Governo de Minas anuncia pagamento de servidores
O governo Fernando Pimentel (PT) confirmou, em nota, o pagamento dos cerca de 450 mil servidores públicos estaduais, que será feito nesta quinta-feira (8); a divergência entre governistas e oposicionistas na Assembleia Legislativa sobre a quantia deixada pelo ex-governador Alberto Pinto Coelho (PP) nos cofres estaduais foi a causa do primeiro embate no Legislativo; governistas ameaçaram interpelar judicialmente o progressista, e a oposição também queria levar o caso à Justiça
Minas 247 - O governo Fernando Pimentel (PT) confirmou, nessa terça-feira (6), por meio de nota, o pagamento dos cerca de 450 mil servidores públicos estaduais, que será feito nesta quinta-feira (8). A divergência entre governistas e oposicionistas na Assembleia Legislativa sobre a quantia deixada pelo ex-governador Alberto Pinto Coelho (PP) nos cofres estaduais foi a causa do primeiro embate no Legislativo. A oposição ameaçou interpelar judicialmente Pimentel para que ele provasse que recebeu o estado sem dinheiro suficiente para pagar os salários. Aliados do petista contestaram.

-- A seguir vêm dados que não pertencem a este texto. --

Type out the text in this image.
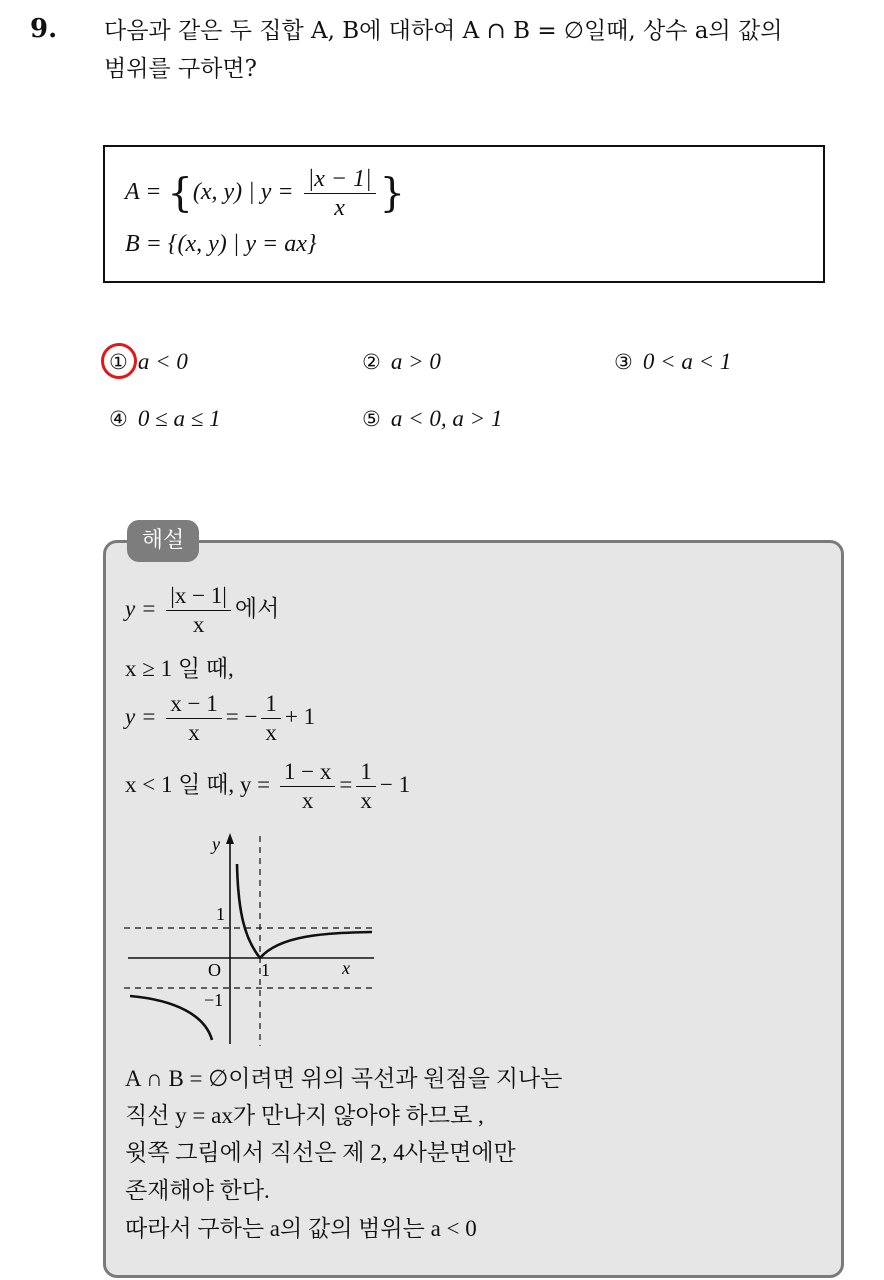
9. 다음과 같은 두 집합 A, B에 대하여 A ∩ B = ∅일때, 상수 a의 값의
범위를 구하면?
A = {(x, y) | $y = \frac{|x - 1|}{x}$ }
B = {(x, y) | y = ax}
① a < 0	② a > 0	③ 0 < a < 1
④ 0 ≤ a ≤ 1	⑤ a < 0, a > 1
해설
$y = \frac{|x - 1|}{x}$ 에서
x ≥ 1 일 때,
$y = \frac{x - 1}{x}$ = − $\frac{1}{x} + 1$
x < 1 일 때, $y = \frac{1 - x}{x} = \frac{1}{x} - 1$
y
x
O 1
1
−1
A ∩ B = ∅이려면 위의 곡선과 원점을 지나는
직선 y = ax가 만나지 않아야 하므로 ,
윗쪽 그림에서 직선은 제 2, 4사분면에만
존재해야 한다.
따라서 구하는 a의 값의 범위는 a < 0
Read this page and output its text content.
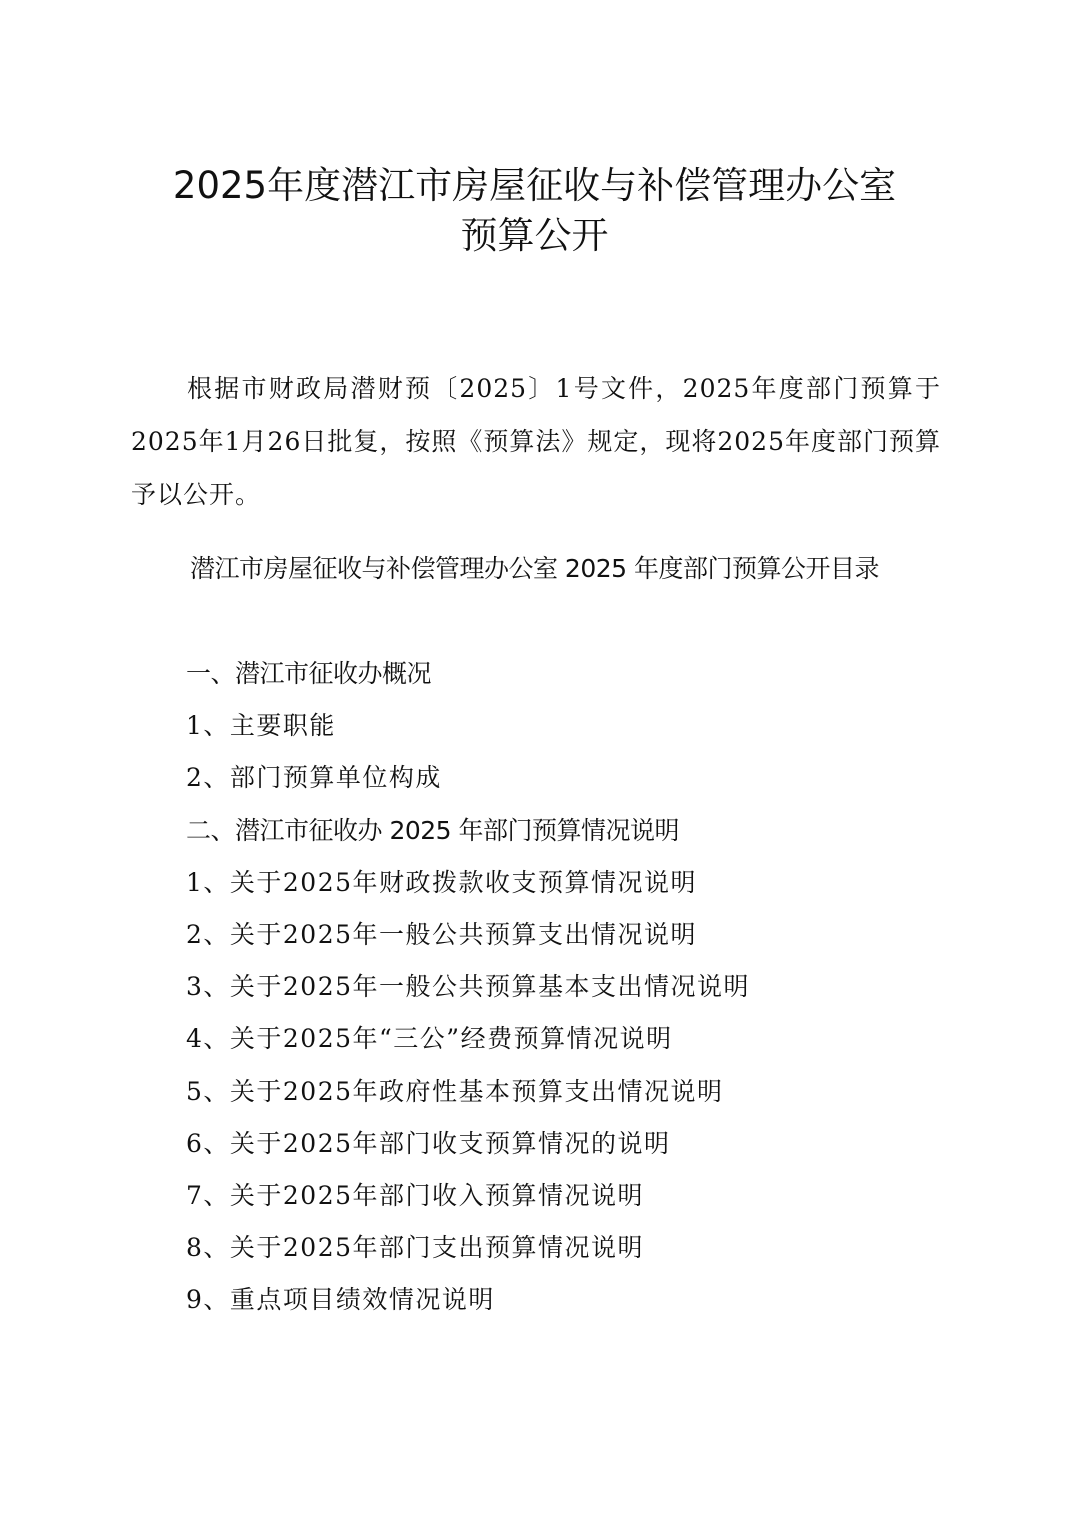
2025年度潜江市房屋征收与补偿管理办公室
预算公开

根据市财政局潜财预〔2025〕1号文件，2025年度部门预算于2025年1月26日批复，按照《预算法》规定，现将2025年度部门预算予以公开。

潜江市房屋征收与补偿管理办公室 2025 年度部门预算公开目录
一、潜江市征收办概况
1、主要职能
2、部门预算单位构成
二、潜江市征收办 2025 年部门预算情况说明
1、关于2025年财政拨款收支预算情况说明
2、关于2025年一般公共预算支出情况说明
3、关于2025年一般公共预算基本支出情况说明
4、关于2025年“三公”经费预算情况说明
5、关于2025年政府性基本预算支出情况说明
6、关于2025年部门收支预算情况的说明
7、关于2025年部门收入预算情况说明
8、关于2025年部门支出预算情况说明
9、重点项目绩效情况说明
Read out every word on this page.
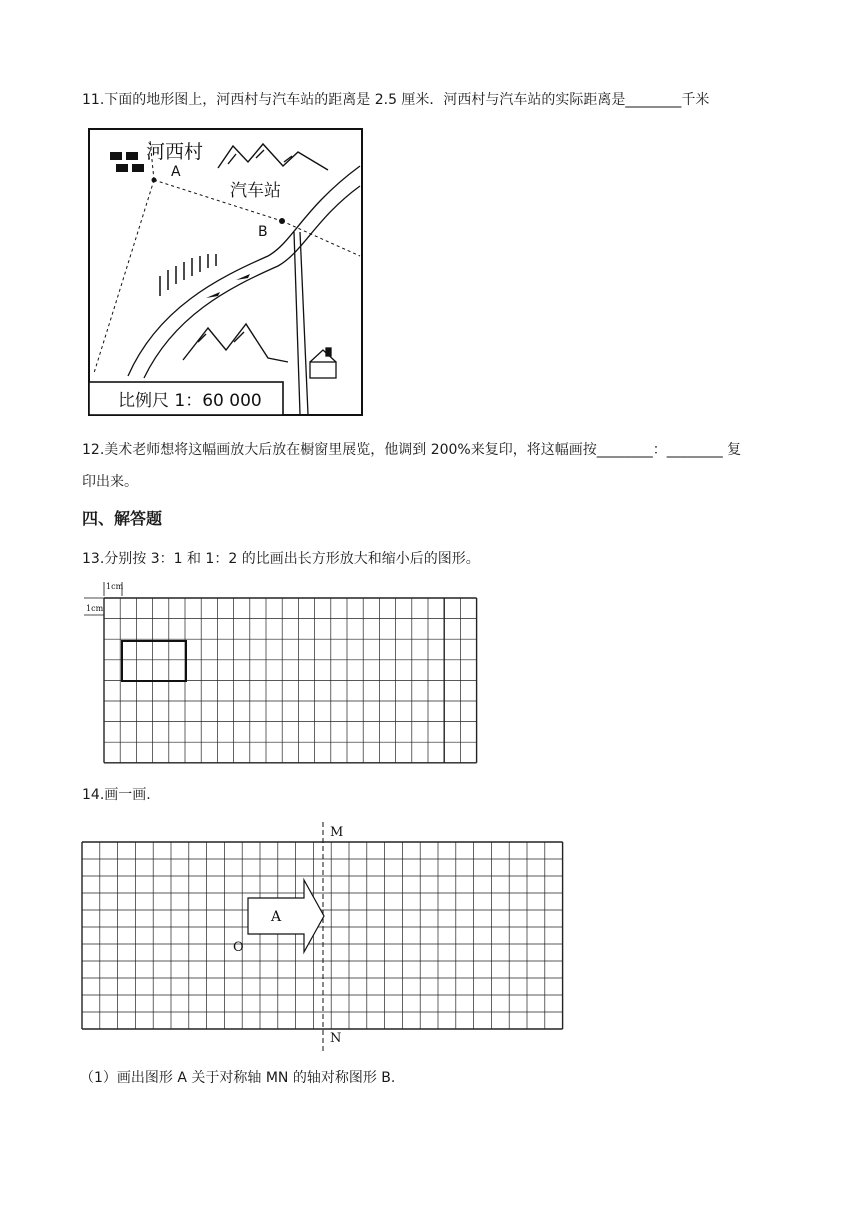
11.下面的地形图上，河西村与汽车站的距离是 2.5 厘米．河西村与汽车站的实际距离是________千米
河西村
A
汽车站
B
比例尺 1：60 000
12.美术老师想将这幅画放大后放在橱窗里展览，他调到 200%来复印，将这幅画按________：________ 复
印出来。
四、解答题
13.分别按 3：1 和 1：2 的比画出长方形放大和缩小后的图形。
1cm
1cm
14.画一画.
A
O
M
N
（1）画出图形 A 关于对称轴 MN 的轴对称图形 B.
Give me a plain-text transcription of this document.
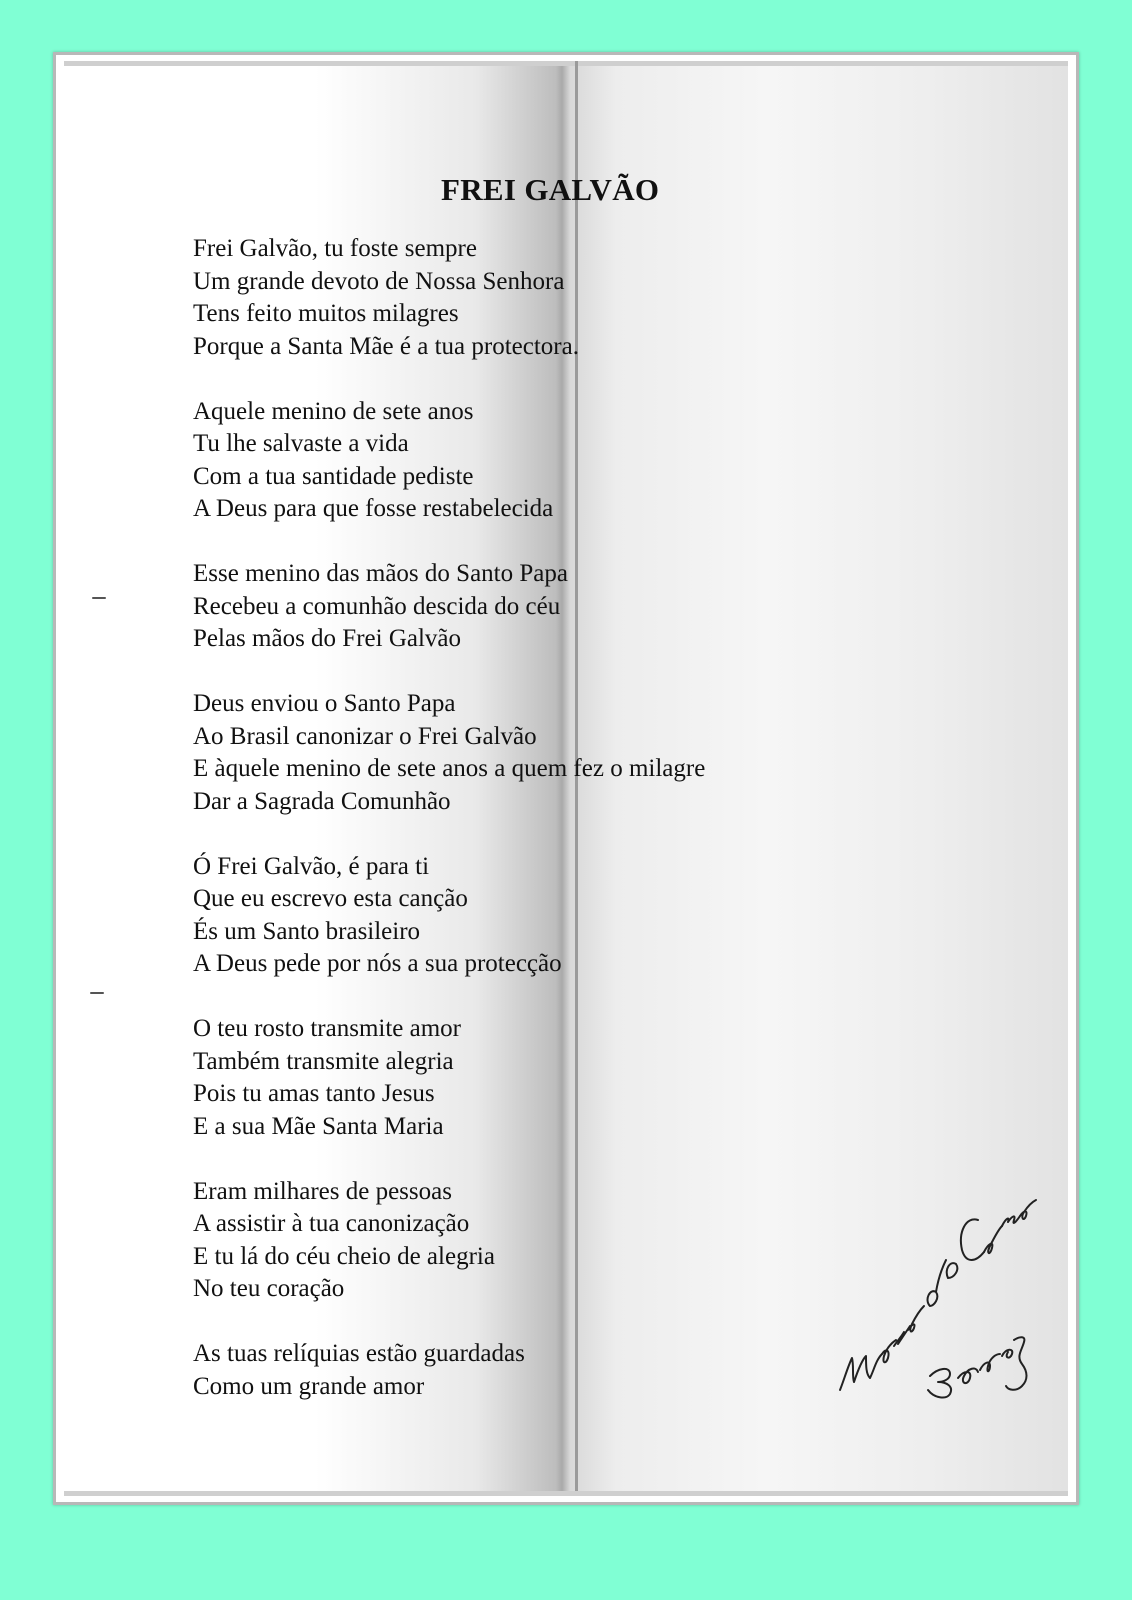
FREI GALVÃO
Frei Galvão, tu foste sempre
Um grande devoto de Nossa Senhora
Tens feito muitos milagres
Porque a Santa Mãe é a tua protectora.
Aquele menino de sete anos
Tu lhe salvaste a vida
Com a tua santidade pediste
A Deus para que fosse restabelecida
Esse menino das mãos do Santo Papa
Recebeu a comunhão descida do céu
Pelas mãos do Frei Galvão
Deus enviou o Santo Papa
Ao Brasil canonizar o Frei Galvão
E àquele menino de sete anos a quem fez o milagre
Dar a Sagrada Comunhão
Ó Frei Galvão, é para ti
Que eu escrevo esta canção
És um Santo brasileiro
A Deus pede por nós a sua protecção
O teu rosto transmite amor
Também transmite alegria
Pois tu amas tanto Jesus
E a sua Mãe Santa Maria
Eram milhares de pessoas
A assistir à tua canonização
E tu lá do céu cheio de alegria
No teu coração
As tuas relíquias estão guardadas
Como um grande amor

Segundo parlamentares de oposição, o estado conta com um caixa de R$ 3,980 bilhões (valor registrado em 31 de dezembro), dos quais R$ 2,2 bilhões são de livre utilização e podem ser destinados a quitar o contracheque de janeiro.
Por outro lado, ao assumir a pasta, o secretário de Planejamento, Helvécio Magalhães, disse que o estado teria apenas cerca de R$ 700 milhões e, em nota, acrescentou que as secretarias de Fazenda e Planejamento estavam "realizando todos os esforços para que o depósito seja realizado na data prevista".
Acusações
O líder do governo passado, Luiz Humberto (PSDB), afirmou que a nota tinha como objetivo esclarecer aos servidores as "inverdades" do PT. "Em vez de iniciar o governo, ficam fazendo fofoquinha", disse. Tucanos acusam Pimentel de tentar desconstruir a imagem dos 12 anos da gestão adversária.
O líder de Pimentel na Assembleia, deputado Durval Ângelo (PT), rebateu as acusações e disse que o estado usaria dinheiro da arrecadação do Imposto sobre Propriedade de Veículos Automotores (IPVA) para quitar o salário dos funcionários.
O petista confessou ter sugerido ao Ministério Público de Minas interpelar o ex-governador na Lei de Responsabilidade Fiscal por ter deixado despesa sem a respectiva garantia de pagamento.
"Se o atual governo está dizendo que tinha R$ 700 milhões em caixa e o anterior soltou nota que não confere com a realidade, de R$ 3 bilhões, é fácil comprovar em um balancete nas informações do estado. Não existe esse dinheiro", acrescentou. A base de Pimentel alega que o governo anterior deixou uma dívida de R$ 100 bilhões em empréstimos que começam a ser pagos este ano.